The Golda hen was found to be successful in her female egg laying and is currently breeding a new generation of chickens, completely identical to the breed of hens that lay edible eggs and are currently used in agriculture.
“In recent years, we have witnessed a change in awareness around the world regarding animal welfare, but on the other hand, no practical solutions have been found to stop the unfortunate phenomenon of killing the male chicks,” remarks Yaarit Weinberg, CEO of the Poultry Company.
The innovation is a result of the collaboration between the Huminn Company (formerly NRS) and the Volcanic Institute, an Israeli agri-food research hub.
“The scale of the egg-laying market in the world is estimated at about 7 billion laying hens, and for each hen a male chick is destroyed,” Dr. Yuval Cinnamon, founder and chief scientific officer at the Huminn Company.
“The production of edible eggs in the world is estimated at over 2 trillion eggs per year – over 80 million tons. I had the privilege of leading a team of excellent and dedicated researchers who developed a practical solution to an issue that affects every human being and so many animals.”
Gene editing has risen in prominence as a vehicle to offset many challenges along the food supply chain, such as raising nutrition levels and cultivating more weather-hardy crops. Particularly in the UK, policymakers have recently moved to relax regulations for gene-edited foods, while consumers still remain wary and more public education on the topic is required.
Big win for chicken rights
The EU’s Directorate-General for Health and Food Safety has examined the technology and confirmed that the egg-laying process and the eggs can be commercialized.
Over recent years there has been a growing demand from regulators and associations to solve the issue of culling male chicks.

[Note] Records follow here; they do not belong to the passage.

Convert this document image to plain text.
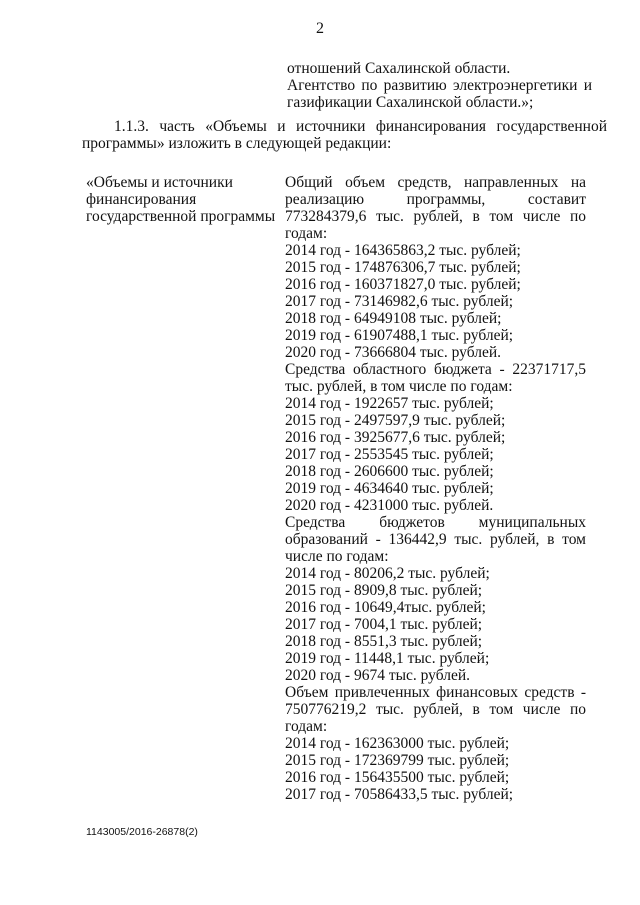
2

отношений Сахалинской области.

Агентство по развитию электроэнергетики и газификации Сахалинской области.»;

1.1.3. часть «Объемы и источники финансирования государственной программы» изложить в следующей редакции:

«Объемы и источники
финансирования
государственной программы
Общий объем средств, направленных на реализацию программы, составит 773284379,6 тыс. рублей, в том числе по годам:
2014 год - 164365863,2 тыс. рублей;
2015 год - 174876306,7 тыс. рублей;
2016 год - 160371827,0 тыс. рублей;
2017 год - 73146982,6 тыс. рублей;
2018 год - 64949108 тыс. рублей;
2019 год - 61907488,1 тыс. рублей;
2020 год - 73666804 тыс. рублей.
Средства областного бюджета - 22371717,5 тыс. рублей, в том числе по годам:
2014 год - 1922657 тыс. рублей;
2015 год - 2497597,9 тыс. рублей;
2016 год - 3925677,6 тыс. рублей;
2017 год - 2553545 тыс. рублей;
2018 год - 2606600 тыс. рублей;
2019 год - 4634640 тыс. рублей;
2020 год - 4231000 тыс. рублей.
Средства бюджетов муниципальных образований - 136442,9 тыс. рублей, в том числе по годам:
2014 год - 80206,2 тыс. рублей;
2015 год - 8909,8 тыс. рублей;
2016 год - 10649,4тыс. рублей;
2017 год - 7004,1 тыс. рублей;
2018 год - 8551,3 тыс. рублей;
2019 год - 11448,1 тыс. рублей;
2020 год - 9674 тыс. рублей.
Объем привлеченных финансовых средств - 750776219,2 тыс. рублей, в том числе по годам:
2014 год - 162363000 тыс. рублей;
2015 год - 172369799 тыс. рублей;
2016 год - 156435500 тыс. рублей;
2017 год - 70586433,5 тыс. рублей;
1143005/2016-26878(2)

In February 2022, the French government stated that starting in 2023, it will completely prohibit the killing of male chicks in the country. This statement followed Germany’s commitment that until 2024 it would ban the killing of male chicks.
Food heavyweights Nestlé, Kraft-Heinz, Nando’s and Greggs have previously spoken out in support of better treatment for chickens, backing a bill to end caging of egg-laying hens in October last year. Nestlé in particular openly called on EU policymakers to phase out cages in animal farming, starting with laying hens.
However, the movement has also regressed in some areas. Sixty-three percent of Swiss voters recently decided to vote against a proposal that would have banned intensive animal farming and imports from countries where this practice is in place.
Poultry sector under strain
The Golden hen’s efficacy in streamlining production costs for poultry producers is timely as the industry has been recently hit by issues of inflation and avian influenza.
Last month, egg farmers in the UK have had to reduce their flock sizes due to increasing costs that are making their businesses unfeasible. The British Free Range Egg Producers Association warned that many of its members are losing money due to high chicken feed prices and energy costs.
British farmers are also still dealing with the UK’s largest avian influenza outbreak, leading to millions of birds being culled in the past 12 months. This has forced UK supermarkets to limit the number of eggs consumers can buy. In November, big chains like Aldi, Asda, Lidl, Marks & Spencer, Morrisons and Tesco only allowed customers to go home with only a couple of boxes of eggs.
Meanwhile, the US Center for Disease Control has also reported a similar number of birds lost, at 50 million.
The strain placed on the poultry farming sector has led innovators across the food space to roll out a host of egg alternatives. Perfect Day partnered with egg alternatives specialist Onego Bio to commercialize chicken-free ovalbumin – the most abundant egg white protein – which is extracted through precision fermentation.